The context for the practice of social work and community psychiatric nursing (CPN) as well as the development of community mental health centres (CMHC) is provided by the increasing emphasis since 1945 on community care of the mentally ill. To a large degree this arose from the development of psychotropic drugs in the 1950s, which revolutionized the control of major mental illness, such as schizophrenia, creating an atmosphere of therapeutic optimism. This was allied to a growing disenchantment with hospitals as an appropriate setting for managing mental illness, and the potential debilitating effect of institutional care (Goffman, 1961). The term ‘institutional neurosis’ described a process by which hospital regimes created individuals with characteristics such as submissiveness, apathy and a shuffling gait (Barton, 1959).
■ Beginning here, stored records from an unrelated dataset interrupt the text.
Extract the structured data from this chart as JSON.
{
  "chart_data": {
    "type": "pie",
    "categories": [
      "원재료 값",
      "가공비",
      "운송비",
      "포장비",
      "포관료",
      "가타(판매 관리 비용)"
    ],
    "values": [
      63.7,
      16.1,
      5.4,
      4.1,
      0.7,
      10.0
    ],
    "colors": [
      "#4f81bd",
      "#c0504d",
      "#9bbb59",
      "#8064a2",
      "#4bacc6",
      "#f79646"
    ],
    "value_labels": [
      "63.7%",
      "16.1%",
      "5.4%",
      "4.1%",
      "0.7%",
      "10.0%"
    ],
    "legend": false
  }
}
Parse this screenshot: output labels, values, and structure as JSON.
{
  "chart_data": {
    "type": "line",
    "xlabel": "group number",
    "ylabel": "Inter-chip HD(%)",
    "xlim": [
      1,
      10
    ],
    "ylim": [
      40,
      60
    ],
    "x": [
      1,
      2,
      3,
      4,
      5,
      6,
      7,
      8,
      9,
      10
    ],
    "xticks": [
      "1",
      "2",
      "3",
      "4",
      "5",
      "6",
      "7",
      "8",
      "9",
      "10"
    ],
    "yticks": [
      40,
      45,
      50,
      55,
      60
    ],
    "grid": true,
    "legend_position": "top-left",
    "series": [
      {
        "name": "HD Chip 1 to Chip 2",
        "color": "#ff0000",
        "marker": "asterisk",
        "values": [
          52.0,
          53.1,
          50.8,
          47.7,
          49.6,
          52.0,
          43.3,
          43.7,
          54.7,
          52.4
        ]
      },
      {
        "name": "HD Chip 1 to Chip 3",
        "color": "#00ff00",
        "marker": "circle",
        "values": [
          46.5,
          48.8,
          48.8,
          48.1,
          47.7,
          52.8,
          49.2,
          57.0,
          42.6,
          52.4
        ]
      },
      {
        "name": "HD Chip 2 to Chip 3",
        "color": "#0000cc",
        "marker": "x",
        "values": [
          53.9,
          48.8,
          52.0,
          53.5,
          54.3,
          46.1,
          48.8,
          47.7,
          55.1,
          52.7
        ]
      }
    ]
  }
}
Closely associated with this was the preferred notion of ‘normalization’: ‘The conviction that if people with handicaps are treated like everyone else, their handicaps will cease to be of importance to them and to society’ (Jones, 1988, p. 90). In political terms the focus for decarceration of patients was most evident in Powell’s well known speech as Minister of Health planning to halve the number of hospital beds in fifteen years (Powell, 1961), which was followed by the ‘Hospital Plan’, which envisaged the run down and eventual closure of existing hospitals and their replacement by short stay psychiatric units and community care facilities provided by local authorities (Ministry of Health, 1962). Figures for bed occupancy reflect the subsequent reduced emphasis on institutional care: average daily bed occupancy reduced from 118,800 in 1966 to 83,800 in 1976 and 61,500 in 1986 (Department of Health, 1988).